A criança que cai por fraqueza muscular requer cuidados de profissionais especializados enquanto as outras requerem apenas que alguns obstáculos sejam retirados do caminho. Que o ambiente  seja mais humanizado.
O que é preocupante, especialmente na esfera moral é que, quando se cai porque estava tentando algo novo, buscando superar os seus próprios limites, nem sempre há alguém por perto para dar a mão e conceder uma nova oportunidade.
Quando uma criança cai, quase  sempre,  está por perto a carinhosa  mãe que diz: “não foi nada, levante para cair outra vez”. Se houve arranhões ela providencia um cicatrizante, ainda que caseiro, e se ocorrer um ferimento mais grave ela providencia logo ajuda especializada. Ela faz tudo isso querendo dizer: isso faz parte do processo de crescimento, não desanime. 

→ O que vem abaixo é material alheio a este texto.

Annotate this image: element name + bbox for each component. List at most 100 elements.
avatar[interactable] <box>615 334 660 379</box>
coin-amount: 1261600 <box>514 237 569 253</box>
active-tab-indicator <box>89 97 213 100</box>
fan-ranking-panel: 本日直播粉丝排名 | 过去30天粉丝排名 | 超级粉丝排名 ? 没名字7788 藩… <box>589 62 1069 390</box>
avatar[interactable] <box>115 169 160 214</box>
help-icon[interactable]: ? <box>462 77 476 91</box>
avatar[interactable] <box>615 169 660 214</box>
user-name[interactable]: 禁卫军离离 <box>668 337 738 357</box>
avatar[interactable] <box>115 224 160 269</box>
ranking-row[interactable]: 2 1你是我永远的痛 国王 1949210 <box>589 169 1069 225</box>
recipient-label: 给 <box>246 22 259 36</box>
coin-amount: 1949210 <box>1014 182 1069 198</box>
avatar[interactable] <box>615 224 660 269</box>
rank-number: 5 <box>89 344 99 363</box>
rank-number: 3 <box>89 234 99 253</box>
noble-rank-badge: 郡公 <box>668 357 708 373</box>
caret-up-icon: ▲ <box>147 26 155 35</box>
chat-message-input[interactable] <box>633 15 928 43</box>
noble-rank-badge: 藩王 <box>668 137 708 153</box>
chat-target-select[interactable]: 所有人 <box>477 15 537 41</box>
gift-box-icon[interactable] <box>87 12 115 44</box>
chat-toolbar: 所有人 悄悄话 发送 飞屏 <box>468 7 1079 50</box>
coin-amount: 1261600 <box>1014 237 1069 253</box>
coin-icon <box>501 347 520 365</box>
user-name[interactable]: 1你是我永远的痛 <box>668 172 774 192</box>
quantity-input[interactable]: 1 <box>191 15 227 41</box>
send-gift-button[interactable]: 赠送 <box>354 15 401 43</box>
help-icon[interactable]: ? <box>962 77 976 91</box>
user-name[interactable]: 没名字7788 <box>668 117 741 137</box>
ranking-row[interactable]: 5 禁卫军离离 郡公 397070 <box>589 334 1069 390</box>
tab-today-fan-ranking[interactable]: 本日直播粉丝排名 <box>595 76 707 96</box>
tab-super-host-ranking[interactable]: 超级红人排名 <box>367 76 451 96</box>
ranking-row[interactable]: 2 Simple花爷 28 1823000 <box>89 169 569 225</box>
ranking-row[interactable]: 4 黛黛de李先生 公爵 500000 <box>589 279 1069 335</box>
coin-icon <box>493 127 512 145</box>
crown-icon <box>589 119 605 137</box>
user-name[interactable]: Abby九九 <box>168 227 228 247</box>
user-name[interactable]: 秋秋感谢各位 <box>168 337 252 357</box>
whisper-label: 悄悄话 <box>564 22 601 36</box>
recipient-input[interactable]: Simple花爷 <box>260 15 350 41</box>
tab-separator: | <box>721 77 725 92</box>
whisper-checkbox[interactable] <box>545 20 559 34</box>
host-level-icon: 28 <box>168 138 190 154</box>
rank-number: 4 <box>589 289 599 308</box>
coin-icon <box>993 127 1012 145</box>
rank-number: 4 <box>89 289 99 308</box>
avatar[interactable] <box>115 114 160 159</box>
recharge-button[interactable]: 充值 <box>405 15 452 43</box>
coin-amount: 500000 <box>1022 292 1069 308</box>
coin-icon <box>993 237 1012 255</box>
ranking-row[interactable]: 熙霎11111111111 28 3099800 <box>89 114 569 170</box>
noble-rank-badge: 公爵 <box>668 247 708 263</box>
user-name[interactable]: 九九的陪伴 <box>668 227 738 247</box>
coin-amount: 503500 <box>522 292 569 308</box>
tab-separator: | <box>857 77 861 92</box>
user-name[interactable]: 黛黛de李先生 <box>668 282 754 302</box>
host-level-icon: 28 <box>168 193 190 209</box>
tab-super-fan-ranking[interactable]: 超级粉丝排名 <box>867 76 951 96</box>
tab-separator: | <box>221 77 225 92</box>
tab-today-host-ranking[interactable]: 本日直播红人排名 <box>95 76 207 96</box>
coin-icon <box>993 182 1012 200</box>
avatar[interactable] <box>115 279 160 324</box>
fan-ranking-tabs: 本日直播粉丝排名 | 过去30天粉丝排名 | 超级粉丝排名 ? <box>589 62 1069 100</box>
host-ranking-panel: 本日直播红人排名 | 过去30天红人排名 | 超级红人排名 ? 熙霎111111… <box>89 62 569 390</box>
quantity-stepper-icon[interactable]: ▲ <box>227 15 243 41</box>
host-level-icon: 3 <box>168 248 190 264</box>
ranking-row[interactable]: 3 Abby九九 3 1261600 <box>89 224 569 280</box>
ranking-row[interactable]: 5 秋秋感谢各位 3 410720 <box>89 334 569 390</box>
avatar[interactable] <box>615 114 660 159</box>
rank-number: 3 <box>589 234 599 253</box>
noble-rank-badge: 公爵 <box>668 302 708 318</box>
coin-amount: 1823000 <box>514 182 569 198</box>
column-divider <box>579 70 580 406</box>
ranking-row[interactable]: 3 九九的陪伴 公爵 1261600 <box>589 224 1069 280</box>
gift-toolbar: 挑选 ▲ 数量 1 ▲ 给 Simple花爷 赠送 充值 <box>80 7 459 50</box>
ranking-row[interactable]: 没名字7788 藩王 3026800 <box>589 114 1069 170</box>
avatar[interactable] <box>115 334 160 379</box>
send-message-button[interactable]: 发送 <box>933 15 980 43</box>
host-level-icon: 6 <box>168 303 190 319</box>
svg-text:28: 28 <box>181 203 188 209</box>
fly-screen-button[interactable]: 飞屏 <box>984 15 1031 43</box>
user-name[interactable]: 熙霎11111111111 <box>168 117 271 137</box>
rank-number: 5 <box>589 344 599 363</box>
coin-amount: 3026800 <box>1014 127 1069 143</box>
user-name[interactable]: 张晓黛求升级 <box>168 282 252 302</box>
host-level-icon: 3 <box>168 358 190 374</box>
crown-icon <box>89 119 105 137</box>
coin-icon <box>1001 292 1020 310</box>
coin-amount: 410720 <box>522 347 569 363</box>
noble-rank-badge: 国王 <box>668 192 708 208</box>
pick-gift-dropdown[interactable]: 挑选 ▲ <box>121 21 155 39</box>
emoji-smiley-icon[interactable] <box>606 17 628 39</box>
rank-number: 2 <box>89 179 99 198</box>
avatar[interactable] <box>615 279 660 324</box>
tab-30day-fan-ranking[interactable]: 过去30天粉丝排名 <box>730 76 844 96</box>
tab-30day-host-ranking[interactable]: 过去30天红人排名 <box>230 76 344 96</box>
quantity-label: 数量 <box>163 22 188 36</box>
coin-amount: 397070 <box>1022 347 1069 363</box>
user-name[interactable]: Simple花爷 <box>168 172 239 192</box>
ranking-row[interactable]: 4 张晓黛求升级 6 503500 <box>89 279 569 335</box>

Na história das mulheres que seguiram a Jesus, que aderiram ao Seu ministério encontramos muitas que eram “caídas”  não por serem flácidas moralmente mas por não se curvarem facilmente às exigências da sociedade que estava voltada para o bem-estar dos homens, que não reconhecia  a luta delas. Em busca da própria identidade perdiam-na porque viviam em uma sociedade que não as acolhia, uma sociedade sem “mãe”.
Muitas mulheres desse tempo permaneceram na sombra, continuaram desconhecidas, porque não quiseram abandonar a “zona de conforto”. Não foram a Jesus porque não quiseram sair da comodidade. 
Não posso culpar tais mulheres e nem mesmo posso afirmar que se estivesse lá teria procedido  diferente dos outros homens, mas, após estudar essa lição aprendi a respeitar as pessoas  que se atrevem a fazer diferente, as que ousam embora paguem caro por essa ousadia.
Aprendi isso com Jesus porque Ele tratou com respeito a samaritana sedenta, a endemoninhada Maria Madalena e outras mulheres que foram ousadas; mulheres estranhas para o seu tempo. Ao mesmo tempo, Ele lamentou porque Marta se recusava sair da “zona de conforto” para escrever a sua própria história ainda que com sangue e lágrimas ( Lc 10:38-42).